Talk with Rick Dennison

Rick Dennison

Rick Dennison, assistant professor of English, teaches mythology to adult learners during summer session and teaches college writing to on-campus freshmen during the academic year. He is also the director of The Academic Center and The Writing Center, and coordinates the Advanced Placement Summer Institute.

How do you accomplish all that you do?

I'm Type A. I like to be busy.

What do you like about teaching older students?

They're fun and motivated ... they even ask for more work sometimes. Or they'll research a topic on their own and bring it in.

What do you like about teaching freshmen?

I like their enthusiasm. I'm a teaser, and I like bantering back and forth. They're fun to talk to. Students find me open, and they come in and talk to me about roommate problems or what they are going to do with their lives.

What are the differences between adult learners and college freshmen?

The younger students need more specific guidelines, and I'm in more of a counselor/advisor role. I can give the older students more freedom on the assignments ... with broad direction. Also, I hear from the older adult learners that they get so much more out of the readings now. For example, one told me that when they read "Death of a Salesman" in high school, it was just another assigned reading, but that when they read it now for a course, they could really identify with Willy Loman and what he was going through.

You teach mythology. Are there any modern-day myths?

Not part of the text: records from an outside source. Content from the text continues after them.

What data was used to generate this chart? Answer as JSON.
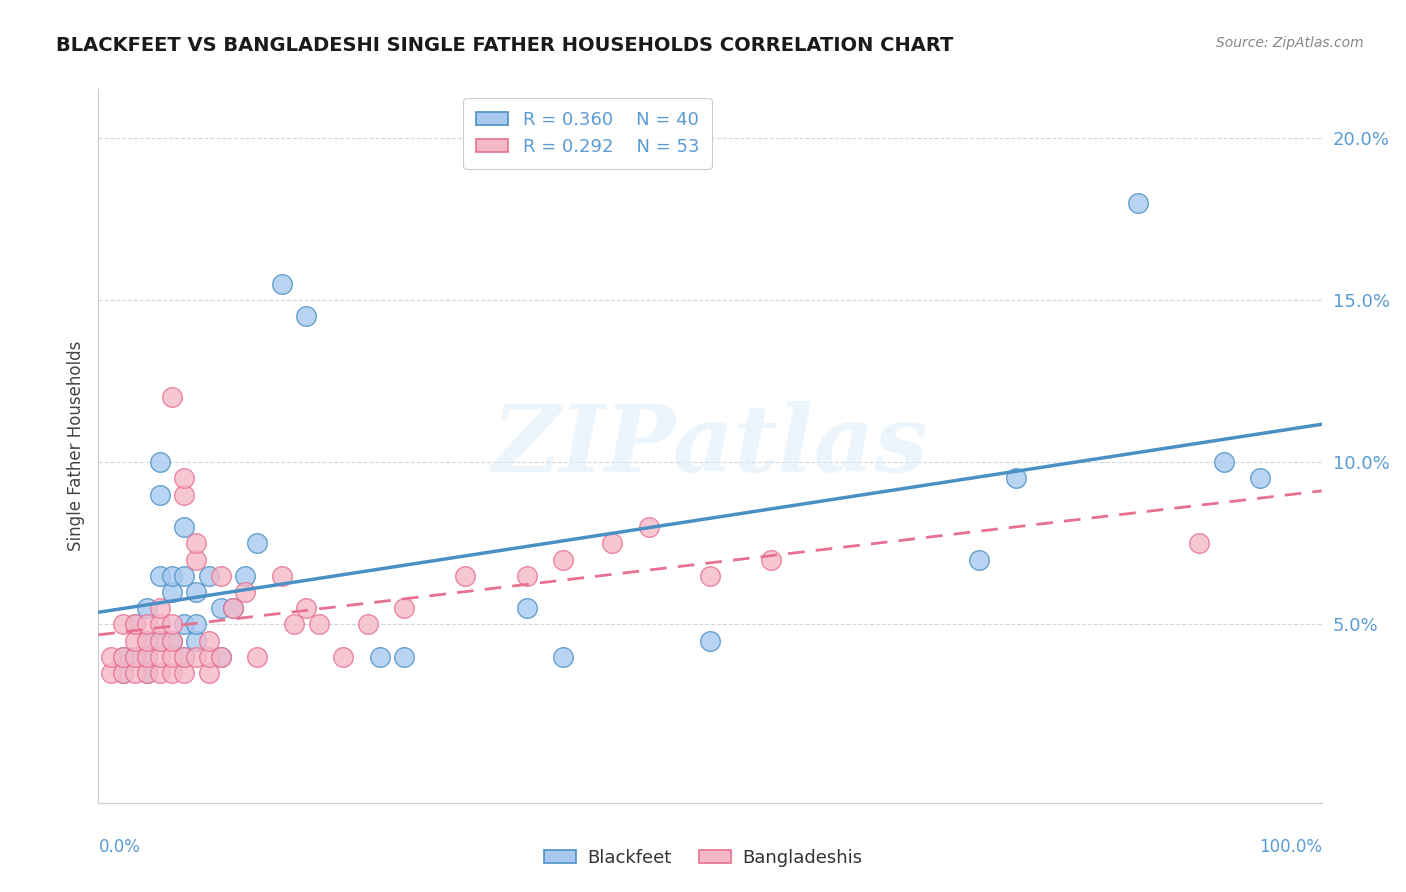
{
  "title": "BLACKFEET VS BANGLADESHI SINGLE FATHER HOUSEHOLDS CORRELATION CHART",
  "source": "Source: ZipAtlas.com",
  "ylabel": "Single Father Households",
  "xlim": [
    0,
    1.0
  ],
  "ylim": [
    -0.005,
    0.215
  ],
  "blackfeet_color": "#a8c8f0",
  "bangladeshi_color": "#f5b8c8",
  "line_color_blue": "#4a90c4",
  "line_color_pink": "#e87090",
  "watermark_text": "ZIPatlas",
  "background_color": "#ffffff",
  "grid_color": "#d0d8e0",
  "blackfeet_x": [
    0.02,
    0.02,
    0.03,
    0.03,
    0.04,
    0.04,
    0.04,
    0.04,
    0.05,
    0.05,
    0.05,
    0.05,
    0.06,
    0.06,
    0.06,
    0.07,
    0.07,
    0.07,
    0.07,
    0.08,
    0.08,
    0.08,
    0.09,
    0.1,
    0.1,
    0.11,
    0.12,
    0.13,
    0.15,
    0.17,
    0.23,
    0.25,
    0.35,
    0.38,
    0.5,
    0.72,
    0.75,
    0.85,
    0.92,
    0.95
  ],
  "blackfeet_y": [
    0.035,
    0.04,
    0.04,
    0.05,
    0.035,
    0.04,
    0.045,
    0.055,
    0.045,
    0.065,
    0.09,
    0.1,
    0.045,
    0.06,
    0.065,
    0.04,
    0.05,
    0.065,
    0.08,
    0.045,
    0.05,
    0.06,
    0.065,
    0.04,
    0.055,
    0.055,
    0.065,
    0.075,
    0.155,
    0.145,
    0.04,
    0.04,
    0.055,
    0.04,
    0.045,
    0.07,
    0.095,
    0.18,
    0.1,
    0.095
  ],
  "bangladeshi_x": [
    0.01,
    0.01,
    0.02,
    0.02,
    0.02,
    0.03,
    0.03,
    0.03,
    0.03,
    0.04,
    0.04,
    0.04,
    0.04,
    0.05,
    0.05,
    0.05,
    0.05,
    0.05,
    0.06,
    0.06,
    0.06,
    0.06,
    0.06,
    0.07,
    0.07,
    0.07,
    0.07,
    0.08,
    0.08,
    0.08,
    0.09,
    0.09,
    0.09,
    0.1,
    0.1,
    0.11,
    0.12,
    0.13,
    0.15,
    0.16,
    0.17,
    0.18,
    0.2,
    0.22,
    0.25,
    0.3,
    0.35,
    0.38,
    0.42,
    0.45,
    0.5,
    0.55,
    0.9
  ],
  "bangladeshi_y": [
    0.035,
    0.04,
    0.035,
    0.04,
    0.05,
    0.035,
    0.04,
    0.045,
    0.05,
    0.035,
    0.04,
    0.045,
    0.05,
    0.035,
    0.04,
    0.045,
    0.05,
    0.055,
    0.035,
    0.04,
    0.045,
    0.05,
    0.12,
    0.035,
    0.04,
    0.09,
    0.095,
    0.04,
    0.07,
    0.075,
    0.035,
    0.04,
    0.045,
    0.04,
    0.065,
    0.055,
    0.06,
    0.04,
    0.065,
    0.05,
    0.055,
    0.05,
    0.04,
    0.05,
    0.055,
    0.065,
    0.065,
    0.07,
    0.075,
    0.08,
    0.065,
    0.07,
    0.075
  ]
}
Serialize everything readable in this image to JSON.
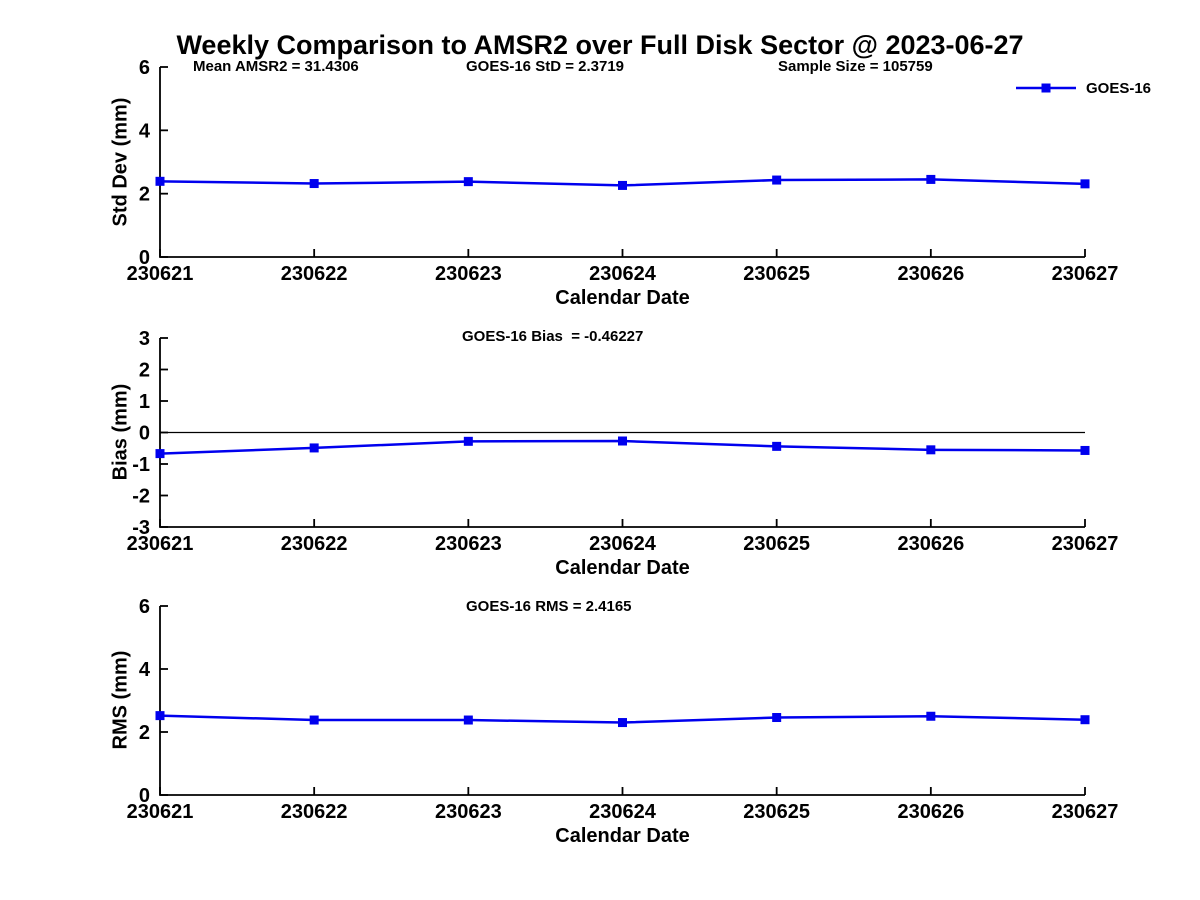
{
  "title": "Weekly Comparison to AMSR2 over Full Disk Sector @ 2023-06-27",
  "legend": {
    "label": "GOES-16"
  },
  "colors": {
    "line": "#0000EE",
    "axis": "#000000",
    "text": "#000000",
    "background": "#FFFFFF"
  },
  "chart_data": [
    {
      "type": "line",
      "name": "std-dev",
      "annotations": [
        "Mean AMSR2 = 31.4306",
        "GOES-16 StD = 2.3719",
        "Sample Size = 105759"
      ],
      "categories": [
        "230621",
        "230622",
        "230623",
        "230624",
        "230625",
        "230626",
        "230627"
      ],
      "series": [
        {
          "name": "GOES-16",
          "values": [
            2.39,
            2.32,
            2.38,
            2.26,
            2.43,
            2.45,
            2.31
          ]
        }
      ],
      "xlabel": "Calendar Date",
      "ylabel": "Std Dev (mm)",
      "ylim": [
        0,
        6
      ],
      "yticks": [
        "0",
        "2",
        "4",
        "6"
      ],
      "grid": false,
      "legend_position": "top-right"
    },
    {
      "type": "line",
      "name": "bias",
      "title": "GOES-16 Bias  = -0.46227",
      "categories": [
        "230621",
        "230622",
        "230623",
        "230624",
        "230625",
        "230626",
        "230627"
      ],
      "series": [
        {
          "name": "GOES-16",
          "values": [
            -0.67,
            -0.49,
            -0.28,
            -0.27,
            -0.44,
            -0.55,
            -0.57
          ]
        }
      ],
      "xlabel": "Calendar Date",
      "ylabel": "Bias (mm)",
      "ylim": [
        -3,
        3
      ],
      "yticks": [
        "-3",
        "-2",
        "-1",
        "0",
        "1",
        "2",
        "3"
      ],
      "zero_line": true,
      "grid": false
    },
    {
      "type": "line",
      "name": "rms",
      "title": "GOES-16 RMS = 2.4165",
      "categories": [
        "230621",
        "230622",
        "230623",
        "230624",
        "230625",
        "230626",
        "230627"
      ],
      "series": [
        {
          "name": "GOES-16",
          "values": [
            2.52,
            2.38,
            2.38,
            2.3,
            2.46,
            2.5,
            2.39
          ]
        }
      ],
      "xlabel": "Calendar Date",
      "ylabel": "RMS (mm)",
      "ylim": [
        0,
        6
      ],
      "yticks": [
        "0",
        "2",
        "4",
        "6"
      ],
      "grid": false
    }
  ]
}
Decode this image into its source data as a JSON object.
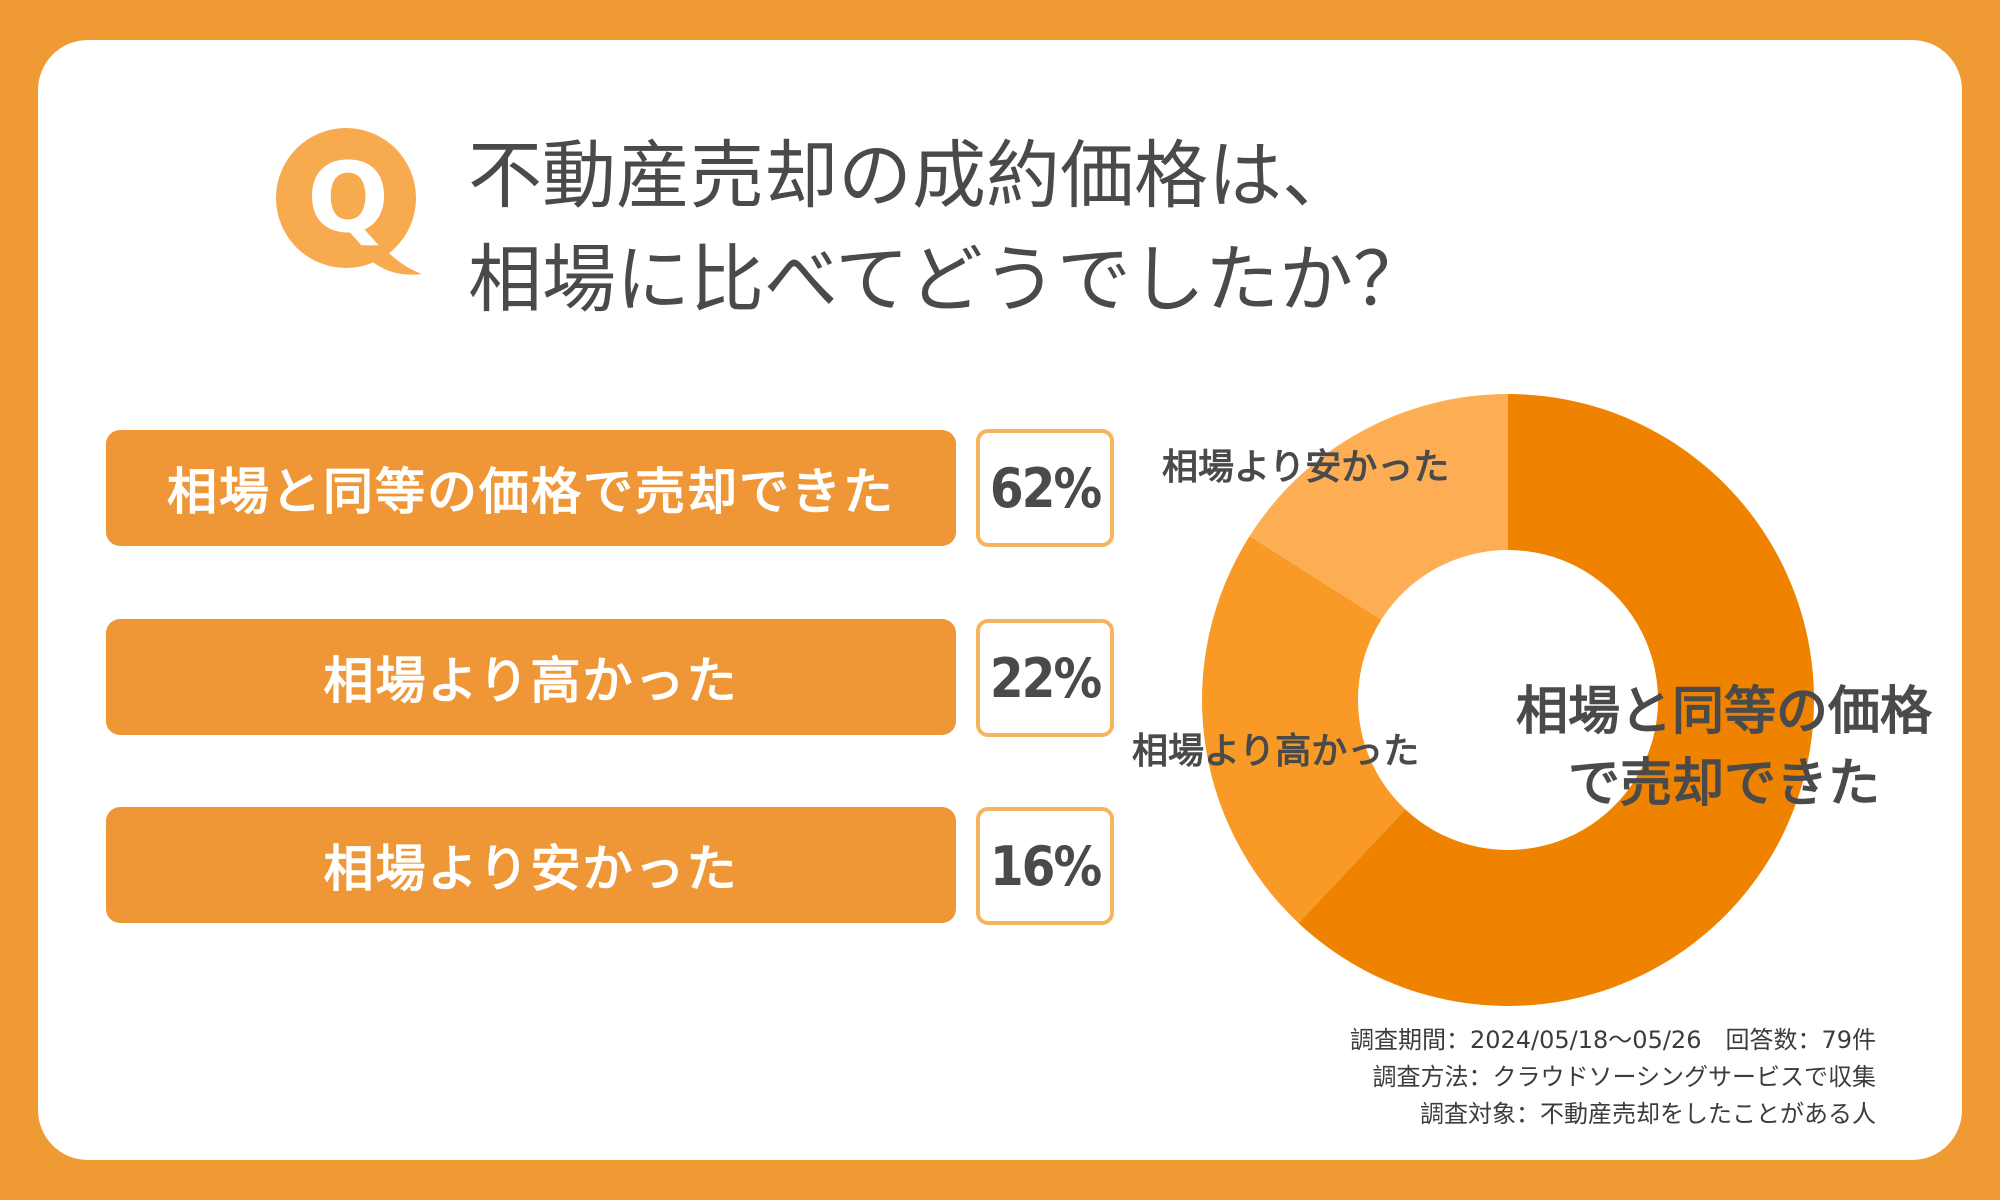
{
  "colors": {
    "background": "#f09a34",
    "card": "#ffffff",
    "bar": "#ef9736",
    "pct_border": "#f7b45f",
    "q_badge": "#f7aa4e",
    "text": "#4a4a4a"
  },
  "question": {
    "badge_letter": "Q",
    "title_line1": "不動産売却の成約価格は、",
    "title_line2": "相場に比べてどうでしたか？"
  },
  "rows": [
    {
      "label": "相場と同等の価格で売却できた",
      "percent": "62%"
    },
    {
      "label": "相場より高かった",
      "percent": "22%"
    },
    {
      "label": "相場より安かった",
      "percent": "16%"
    }
  ],
  "chart_data": {
    "type": "pie",
    "donut": true,
    "categories": [
      "相場と同等の価格で売却できた",
      "相場より高かった",
      "相場より安かった"
    ],
    "values": [
      62,
      22,
      16
    ],
    "colors": [
      "#ef8300",
      "#f99a26",
      "#fdae55"
    ],
    "start_angle_deg": 0,
    "direction": "clockwise",
    "slice_labels": {
      "equal_line1": "相場と同等の価格",
      "equal_line2": "で売却できた",
      "higher": "相場より高かった",
      "lower": "相場より安かった"
    }
  },
  "footnote": {
    "line1": "調査期間：2024/05/18〜05/26　回答数：79件",
    "line2": "調査方法：クラウドソーシングサービスで収集",
    "line3": "調査対象：不動産売却をしたことがある人"
  }
}
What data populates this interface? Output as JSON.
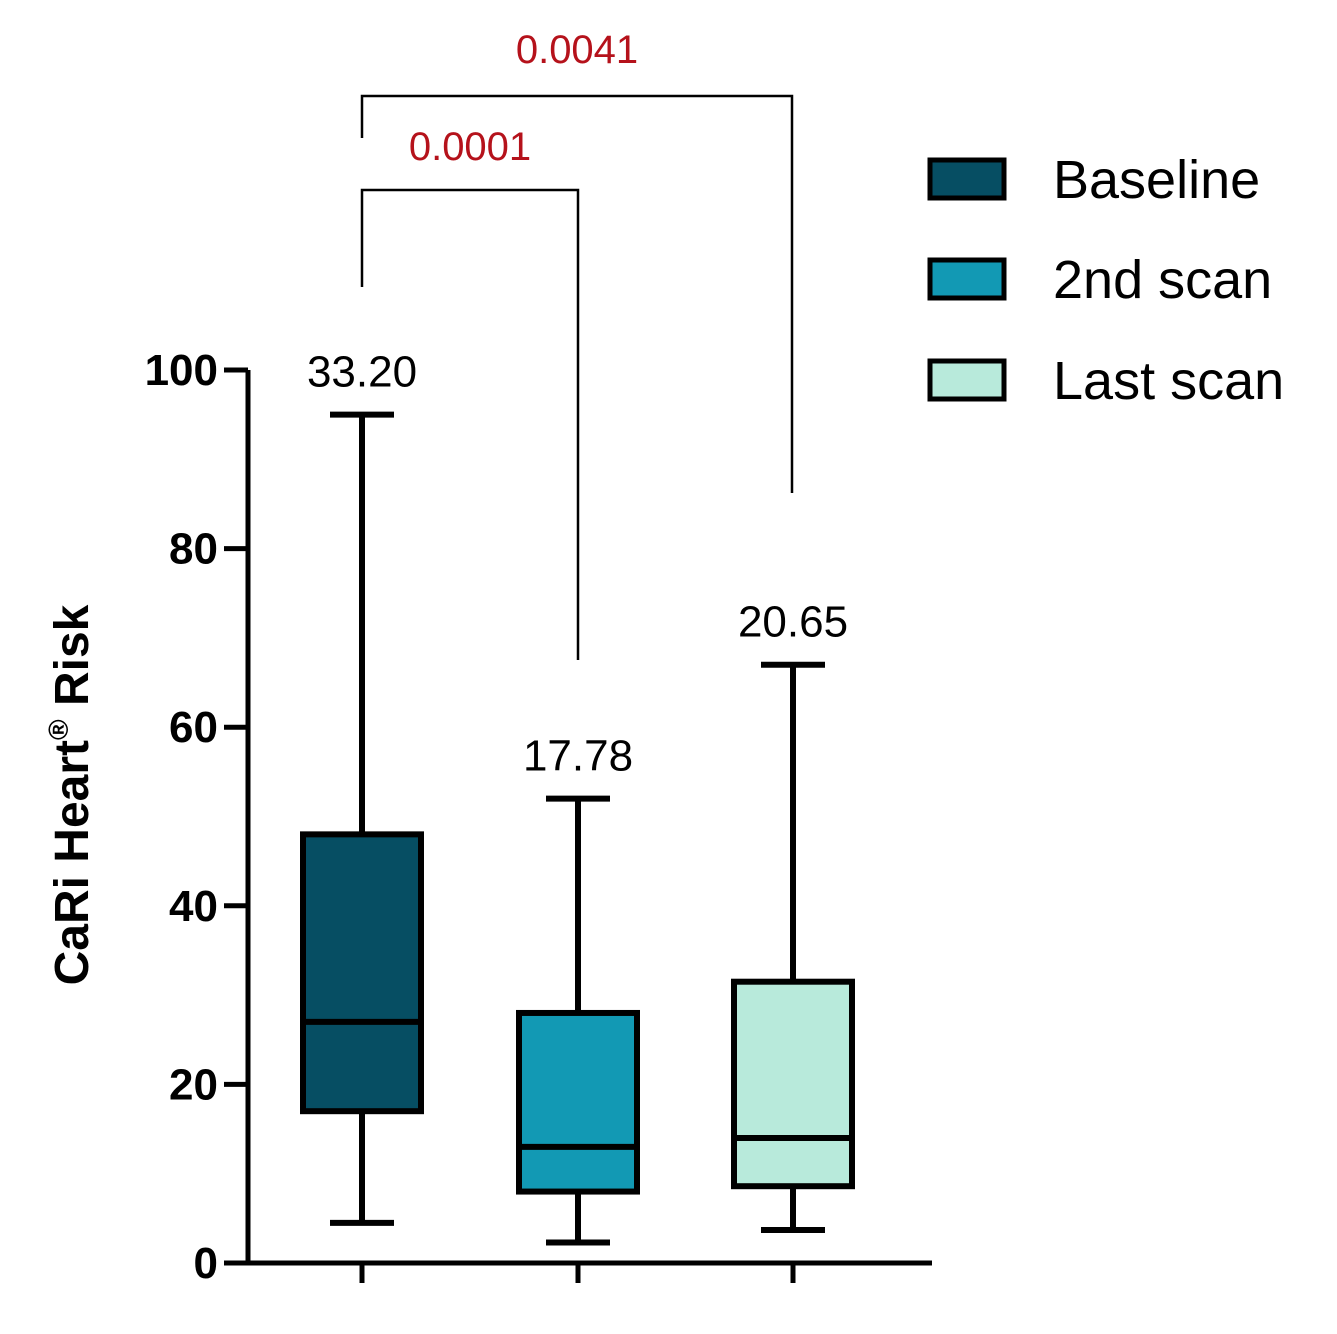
{
  "chart_data": {
    "type": "box",
    "ylabel": "CaRi Heart",
    "ylabel_mark": "®",
    "ylabel_suffix": " Risk",
    "ylim": [
      0,
      100
    ],
    "yticks": [
      0,
      20,
      40,
      60,
      80,
      100
    ],
    "legend_position": "top-right",
    "series": [
      {
        "name": "Baseline",
        "min": 4.5,
        "q1": 17.0,
        "median": 27.0,
        "q3": 48.0,
        "max": 95.0,
        "label": "33.20",
        "color": "#064e63"
      },
      {
        "name": "2nd scan",
        "min": 2.3,
        "q1": 8.0,
        "median": 13.0,
        "q3": 28.0,
        "max": 52.0,
        "label": "17.78",
        "color": "#1299b4"
      },
      {
        "name": "Last scan",
        "min": 3.7,
        "q1": 8.6,
        "median": 14.0,
        "q3": 31.5,
        "max": 67.0,
        "label": "20.65",
        "color": "#b8eadb"
      }
    ],
    "comparisons": [
      {
        "from": "Baseline",
        "to": "2nd scan",
        "p": "0.0001"
      },
      {
        "from": "Baseline",
        "to": "Last scan",
        "p": "0.0041"
      }
    ]
  }
}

"Star Wars." George Lucas consulted with Joseph Campbell (who wrote The Power of Myth). Darth Vader was the force of evil, Luke was the white knight and so on.

What's your favorite myth and why?

Prometheus, one of the Titans, who stole fire from Olympus and gave it to mankind. I like the selflessness he exhibited that benefited others.

What attracts people to myths?

People like stories, and that's what myths are. They're an attempt to explain what was happening, to seek truth ... without science. There's interpretation involved, not just facts. And people can identify with the characters. For example, people can understand Hera's jealousy (because Zeus fell in love with another woman).